Page MenuHomePhabricator

improve GeoDNS-to-edge mapping
Open, LowPublic

Description

Currently, here's how users get 'mapped' to a specific CDN point of presence:

  • We get a DNS request from that user's resolver.
  • We use Maxmind to geolocate that resolver's IP address
  • We return the IP address of the geographically-closest edge location

This has the following issues:

  • The resolver IP address used doesn't necessarily correlate with user location (for instance, the user might use Google Public DNS or a similar service)
  • No IP geolocation service has perfect accuracy
  • Geographically-closest is often but isn't always lowest-latency

It's been discussed many times over the years to improve upon this. Here's a proposal for how we might do so, based on both Arzhel's design document from 2021 and also a conversation on #wikimedia-traffic IRC a few weeks ago.

  • Create site-specific subdomains for all of our sites, perhaps something like edge-timing-ulsfo.wikimedia.org (although I think we probably want to use a different domain name for such purposes; see also T263847 and T292866)
  • Configure those domains to serve NEL response headers setting both failure_fraction and success_fraction to 1.0, with reports going into our existing NEL pipeline (see T257527). Configure a long TTL on that policy, so that reporting any failures actually happens.
  • Write and deploy some client-side JS that (with a small probability on each pageview?) might fetch a small piece of content from each of our edge sites on those domains. (It's possible we could reuse some parts of Probnik for this, although the tool itself seems to be stagnant since 2019.)
  • Complete T304373 so that NEL data is available in Analytics
  • Design and implement a pipeline in Analytics that will aggregate NEL reports, cares about how many samples we get from a network, and decaying weight of older samples, etc, to generate something like our geo-maps file (but for networks, not countries) (file format TBD; it's possible it would be best to use something like mmdbwriter for instance)
  • Use that file to serve GeoDNS responses, after some careful evaluation of the impact of this change (probably with a few iterations of improvement/fixes)
  • Later on: use Alt-Svc to 'solve' the cases where the resolver location<>user location mapping is very wrong (see T208242)

Event Timeline

Restricted Application added a subscriber: Aklapper. · View Herald Transcript
CDanis updated the task description. (Show Details)

We did a somewhat experimental version of this work as @JameelKaisar's intern project in T332024: GeoIP mapping experiments and friends. The infrastructure pieces have mostly gone untouched since then, although we've used the data for some work like magru optimization (T363722)

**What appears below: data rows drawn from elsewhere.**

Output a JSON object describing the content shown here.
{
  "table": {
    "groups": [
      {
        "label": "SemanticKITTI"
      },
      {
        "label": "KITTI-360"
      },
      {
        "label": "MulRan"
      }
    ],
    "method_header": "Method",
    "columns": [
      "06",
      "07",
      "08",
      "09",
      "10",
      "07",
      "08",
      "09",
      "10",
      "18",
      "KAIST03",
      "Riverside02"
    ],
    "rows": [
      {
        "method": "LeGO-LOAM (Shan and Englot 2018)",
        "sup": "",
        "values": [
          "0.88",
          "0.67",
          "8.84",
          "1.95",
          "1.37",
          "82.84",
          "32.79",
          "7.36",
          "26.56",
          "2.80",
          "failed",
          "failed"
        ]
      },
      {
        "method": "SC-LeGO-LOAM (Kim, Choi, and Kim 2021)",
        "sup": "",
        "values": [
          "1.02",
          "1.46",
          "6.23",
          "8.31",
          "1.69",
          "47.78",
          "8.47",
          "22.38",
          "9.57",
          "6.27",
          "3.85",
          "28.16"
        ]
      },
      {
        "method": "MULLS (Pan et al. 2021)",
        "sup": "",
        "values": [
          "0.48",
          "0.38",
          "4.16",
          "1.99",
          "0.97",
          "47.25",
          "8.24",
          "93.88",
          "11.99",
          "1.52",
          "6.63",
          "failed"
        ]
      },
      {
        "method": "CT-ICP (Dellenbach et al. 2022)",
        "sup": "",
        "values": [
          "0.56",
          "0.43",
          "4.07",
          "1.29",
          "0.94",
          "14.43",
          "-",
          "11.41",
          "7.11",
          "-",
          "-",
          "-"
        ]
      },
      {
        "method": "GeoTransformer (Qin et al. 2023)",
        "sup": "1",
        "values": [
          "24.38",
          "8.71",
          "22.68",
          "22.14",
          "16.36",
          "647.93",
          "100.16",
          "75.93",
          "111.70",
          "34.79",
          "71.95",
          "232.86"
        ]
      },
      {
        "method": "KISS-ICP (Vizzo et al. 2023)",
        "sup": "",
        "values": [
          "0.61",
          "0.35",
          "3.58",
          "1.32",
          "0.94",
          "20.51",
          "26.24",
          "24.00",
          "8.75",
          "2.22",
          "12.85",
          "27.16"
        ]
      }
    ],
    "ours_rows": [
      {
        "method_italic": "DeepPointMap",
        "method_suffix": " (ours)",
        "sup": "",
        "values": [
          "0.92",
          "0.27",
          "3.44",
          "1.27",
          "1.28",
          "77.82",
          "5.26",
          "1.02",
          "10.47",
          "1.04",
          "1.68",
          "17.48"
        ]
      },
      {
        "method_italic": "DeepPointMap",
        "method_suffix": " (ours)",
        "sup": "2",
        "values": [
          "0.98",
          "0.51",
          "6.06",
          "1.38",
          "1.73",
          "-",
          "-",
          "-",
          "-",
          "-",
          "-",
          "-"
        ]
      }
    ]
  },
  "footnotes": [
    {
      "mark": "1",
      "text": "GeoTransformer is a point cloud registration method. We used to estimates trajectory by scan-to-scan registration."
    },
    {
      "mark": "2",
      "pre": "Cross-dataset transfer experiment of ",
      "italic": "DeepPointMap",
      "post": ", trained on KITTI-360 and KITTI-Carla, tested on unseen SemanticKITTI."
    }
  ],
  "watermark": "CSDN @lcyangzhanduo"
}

An annotated version of the original task description here:
  • Create site-specific subdomains for all of our sites, perhaps something like edge-timing-ulsfo.wikimedia.org (although I think we probably want to use a different domain name for such purposes; see also T263847 and T292866)

Done in T332025 -- for example measure-magru.wikimedia.org. They are CNAMEs to upload-lb.

  • Configure those domains to serve NEL response headers setting both failure_fraction and success_fraction to 1.0, with reports going into our existing NEL pipeline (see T257527). Configure a long TTL on that policy, so that reporting any failures actually happens.

Done in T334608, although ultimately we rely on direct instrumentation from the client-side JS (see also T337317#8958296)

  • Write and deploy some client-side JS that (with a small probability on each pageview?) might fetch a small piece of content from each of our edge sites on those domains. (It's possible we could reuse some parts of Probnik for this, although the tool itself seems to be stagnant since 2019.)

Done in T334417 -- the probenet code is shipped as part of Extension:WikimediaEvents

  • Complete T304373 so that NEL data is available in Analytics

Not necessary because of using EventGate (via Extension:EventLogging) from the client side JS.

  • Design and implement a pipeline in Analytics that will aggregate NEL reports, cares about how many samples we get from a network, and decaying weight of older samples, etc, to generate something like our geo-maps file (but for networks, not countries) (file format TBD; it's possible it would be best to use something like mmdbwriter for instance)

Not even close to done. But I can offer some Jupyter notebooks and Python scripts that aggregate the data in useful ways and produce plots.

  • Use that file to serve GeoDNS responses, after some careful evaluation of the impact of this change (probably with a few iterations of improvement/fixes)
  • Later on: use Alt-Svc to 'solve' the cases where the resolver location<>user location mapping is very wrong (see T208242)

Oh, and one related thing, we should fix T347114 -- I think that's just a VCL change.